Australia’s economy is already in recession, the country’s treasurer said on Wednesday, after official data showed gross domestic product fell last quarter as entire business sectors were shut down to fight the coronavirus.

Data from the Australian Bureau of Statistics (ABS) showed the A$ 2 trillion ($ 1.39 trillion) economy contracted 0.3 percent in the quarter ended March, the first decline in nine years.

That took the annual growth to 1.4 percent, the slowest since the 2009 global financial crisis, as the economy was hit by the worst bushfire season in living memory, a prolonged drought and a pandemic that shut down businesses and left many without jobs.
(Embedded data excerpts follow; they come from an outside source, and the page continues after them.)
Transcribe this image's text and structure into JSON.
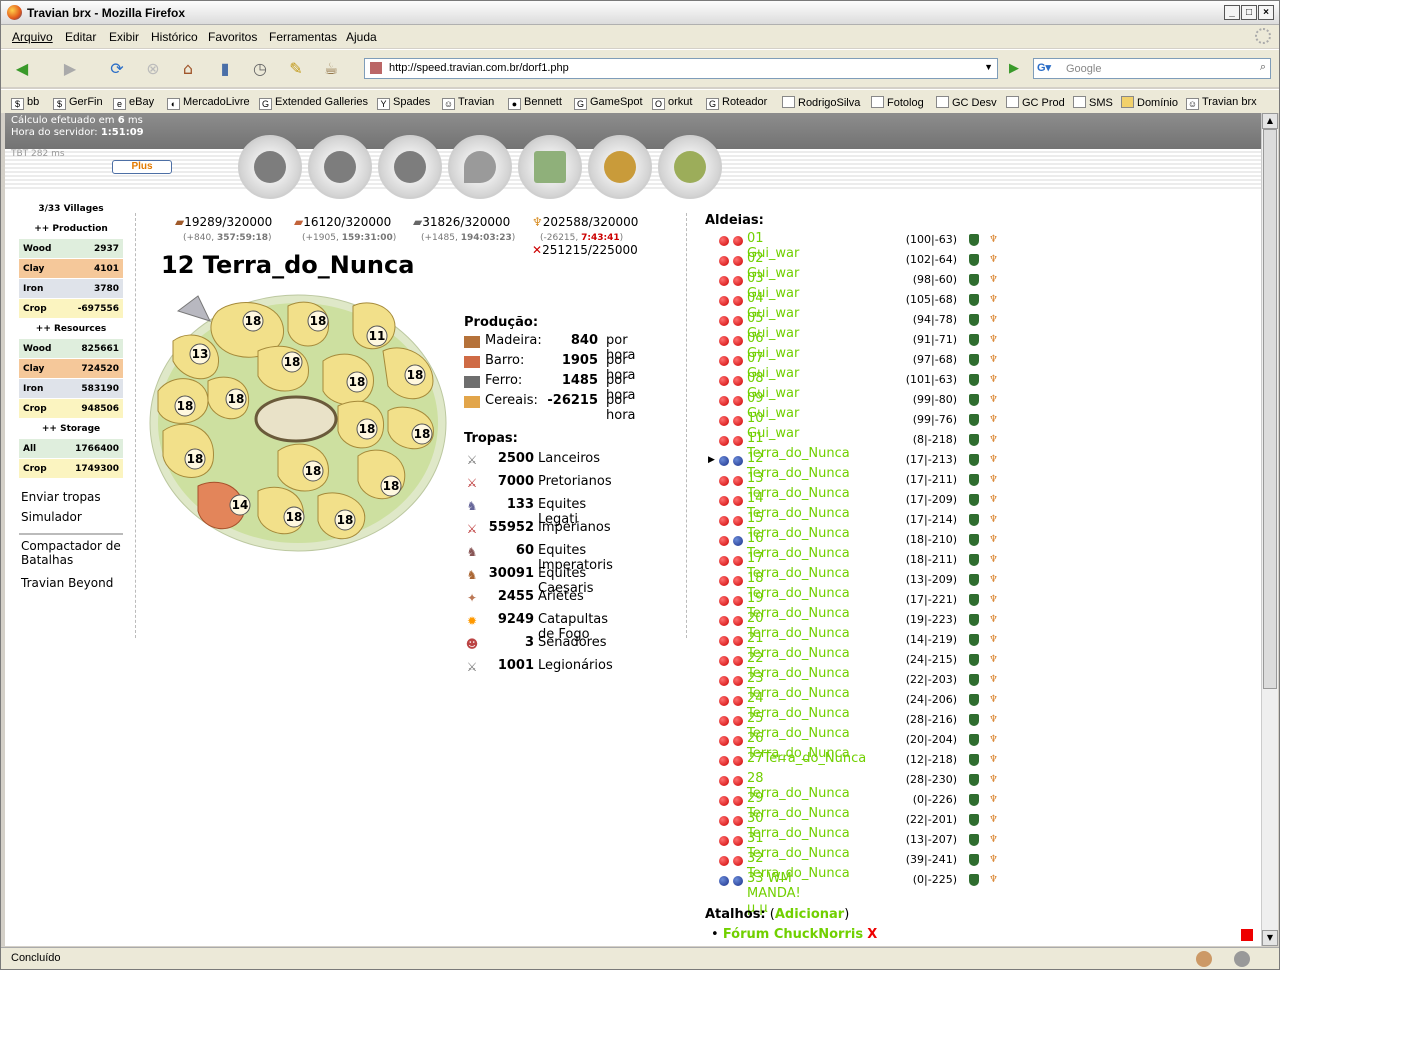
{
  "window": {
    "title": "Travian brx - Mozilla Firefox"
  },
  "menu": [
    "Arquivo",
    "Editar",
    "Exibir",
    "Histórico",
    "Favoritos",
    "Ferramentas",
    "Ajuda"
  ],
  "url": "http://speed.travian.com.br/dorf1.php",
  "search_placeholder": "Google",
  "bookmarks": [
    "bb",
    "GerFin",
    "eBay",
    "MercadoLivre",
    "Extended Galleries",
    "Spades",
    "Travian",
    "Bennett",
    "GameSpot",
    "orkut",
    "Roteador",
    "RodrigoSilva",
    "Fotolog",
    "GC Desv",
    "GC Prod",
    "SMS",
    "Domínio",
    "Travian brx"
  ],
  "status_text": "Concluído",
  "header": {
    "calc_prefix": "Cálculo efetuado em ",
    "calc_ms": "6",
    "calc_suffix": " ms",
    "server_prefix": "Hora do servidor: ",
    "server_time": "1:51:09",
    "tbt": "TBT 282 ms",
    "plus": "Plus"
  },
  "left": {
    "villages": "3/33 Villages",
    "production_title": "++ Production",
    "production": [
      {
        "k": "Wood",
        "v": "2937"
      },
      {
        "k": "Clay",
        "v": "4101"
      },
      {
        "k": "Iron",
        "v": "3780"
      },
      {
        "k": "Crop",
        "v": "-697556"
      }
    ],
    "resources_title": "++ Resources",
    "resources": [
      {
        "k": "Wood",
        "v": "825661"
      },
      {
        "k": "Clay",
        "v": "724520"
      },
      {
        "k": "Iron",
        "v": "583190"
      },
      {
        "k": "Crop",
        "v": "948506"
      }
    ],
    "storage_title": "++ Storage",
    "storage": [
      {
        "k": "All",
        "v": "1766400"
      },
      {
        "k": "Crop",
        "v": "1749300"
      }
    ],
    "links1": [
      "Enviar tropas",
      "Simulador"
    ],
    "links2": [
      "Compactador de Batalhas",
      "Travian Beyond"
    ]
  },
  "resources": [
    {
      "val": "19289/320000",
      "sub1": "(+840, ",
      "sub2": "357:59:18",
      ")": ")"
    },
    {
      "val": "16120/320000",
      "sub1": "(+1905, ",
      "sub2": "159:31:00"
    },
    {
      "val": "31826/320000",
      "sub1": "(+1485, ",
      "sub2": "194:03:23"
    },
    {
      "val": "202588/320000",
      "sub1": "(-26215, ",
      "sub2": "7:43:41"
    }
  ],
  "consumption": "251215/225000",
  "village_name": "12 Terra_do_Nunca",
  "fields": [
    "18",
    "18",
    "11",
    "13",
    "18",
    "18",
    "18",
    "18",
    "18",
    "18",
    "18",
    "18",
    "18",
    "18",
    "14",
    "18",
    "18"
  ],
  "production": {
    "title": "Produção:",
    "rows": [
      {
        "n": "Madeira:",
        "v": "840",
        "u": "por hora"
      },
      {
        "n": "Barro:",
        "v": "1905",
        "u": "por hora"
      },
      {
        "n": "Ferro:",
        "v": "1485",
        "u": "por hora"
      },
      {
        "n": "Cereais:",
        "v": "-26215",
        "u": "por hora"
      }
    ]
  },
  "troops": {
    "title": "Tropas:",
    "rows": [
      {
        "v": "2500",
        "n": "Lanceiros"
      },
      {
        "v": "7000",
        "n": "Pretorianos"
      },
      {
        "v": "133",
        "n": "Equites Legati"
      },
      {
        "v": "55952",
        "n": "Imperianos"
      },
      {
        "v": "60",
        "n": "Equites Imperatoris"
      },
      {
        "v": "30091",
        "n": "Equites Caesaris"
      },
      {
        "v": "2455",
        "n": "Aríetes"
      },
      {
        "v": "9249",
        "n": "Catapultas de Fogo"
      },
      {
        "v": "3",
        "n": "Senadores"
      },
      {
        "v": "1001",
        "n": "Legionários"
      }
    ]
  },
  "villages_title": "Aldeias:",
  "villages": [
    {
      "n": "01 Gui_war",
      "c": "(100|-63)",
      "d": "rr"
    },
    {
      "n": "02 Gui_war",
      "c": "(102|-64)",
      "d": "rr"
    },
    {
      "n": "03 Gui_war",
      "c": "(98|-60)",
      "d": "rr"
    },
    {
      "n": "04 Gui_war",
      "c": "(105|-68)",
      "d": "rr"
    },
    {
      "n": "05 Gui_war",
      "c": "(94|-78)",
      "d": "rr"
    },
    {
      "n": "06 Gui_war",
      "c": "(91|-71)",
      "d": "rr"
    },
    {
      "n": "07 Gui_war",
      "c": "(97|-68)",
      "d": "rr"
    },
    {
      "n": "08 Gui_war",
      "c": "(101|-63)",
      "d": "rr"
    },
    {
      "n": "09 Gui_war",
      "c": "(99|-80)",
      "d": "rr"
    },
    {
      "n": "10 Gui_war",
      "c": "(99|-76)",
      "d": "rr"
    },
    {
      "n": "11 Terra_do_Nunca",
      "c": "(8|-218)",
      "d": "rr"
    },
    {
      "n": "12 Terra_do_Nunca",
      "c": "(17|-213)",
      "d": "bb",
      "cur": true
    },
    {
      "n": "13 Terra_do_Nunca",
      "c": "(17|-211)",
      "d": "rr"
    },
    {
      "n": "14 Terra_do_Nunca",
      "c": "(17|-209)",
      "d": "rr"
    },
    {
      "n": "15 Terra_do_Nunca",
      "c": "(17|-214)",
      "d": "rr"
    },
    {
      "n": "16 Terra_do_Nunca",
      "c": "(18|-210)",
      "d": "rb"
    },
    {
      "n": "17 Terra_do_Nunca",
      "c": "(18|-211)",
      "d": "rr"
    },
    {
      "n": "18 Terra_do_Nunca",
      "c": "(13|-209)",
      "d": "rr"
    },
    {
      "n": "19 Terra_do_Nunca",
      "c": "(17|-221)",
      "d": "rr"
    },
    {
      "n": "20 Terra_do_Nunca",
      "c": "(19|-223)",
      "d": "rr"
    },
    {
      "n": "21 Terra_do_Nunca",
      "c": "(14|-219)",
      "d": "rr"
    },
    {
      "n": "22 Terra_do_Nunca",
      "c": "(24|-215)",
      "d": "rr"
    },
    {
      "n": "23 Terra_do_Nunca",
      "c": "(22|-203)",
      "d": "rr"
    },
    {
      "n": "24 Terra_do_Nunca",
      "c": "(24|-206)",
      "d": "rr"
    },
    {
      "n": "25 Terra_do_Nunca",
      "c": "(28|-216)",
      "d": "rr"
    },
    {
      "n": "26 Terra_do_Nunca",
      "c": "(20|-204)",
      "d": "rr"
    },
    {
      "n": "27Terra_do_Nunca",
      "c": "(12|-218)",
      "d": "rr"
    },
    {
      "n": "28 Terra_do_Nunca",
      "c": "(28|-230)",
      "d": "rr"
    },
    {
      "n": "29 Terra_do_Nunca",
      "c": "(0|-226)",
      "d": "rr"
    },
    {
      "n": "30 Terra_do_Nunca",
      "c": "(22|-201)",
      "d": "rr"
    },
    {
      "n": "31 Terra_do_Nunca",
      "c": "(13|-207)",
      "d": "rr"
    },
    {
      "n": "32 Terra_do_Nunca",
      "c": "(39|-241)",
      "d": "rr"
    },
    {
      "n": "33 WM MANDA! µ µ",
      "c": "(0|-225)",
      "d": "bb"
    }
  ],
  "shortcuts": {
    "title": "Atalhos:",
    "open": "(",
    "add": "Adicionar",
    "close": ")",
    "item": "Fórum ChuckNorris",
    "remove": "X"
  }
}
6.06am update: Asian stocks climb to 3-month high as recovery hopes outweigh looming risks

Asian shares vaulted to a near three-month high on Wednesday as hopes of more stimulus and further easing in social restrictions around the world outweighed caution over a host of worries from the coronavirus to growing US civil unrest.

MSCI’s broadest index of Asia-Pacific shares outside Japan gained 1.3 percent, extending its rally into a fifth straight day to reach a level last seen on March 9.

Japan’s Nikkei rose 1.2 percent to its highest level since late February, while mainland China’s CSI300 rose 0.4 percent to break above its May peak to a 12-week high.

E-mini futures for the US S&P 500 were up 0.2 percent in early Wednesday trade, extending the gains so far this week to 1.4 percent.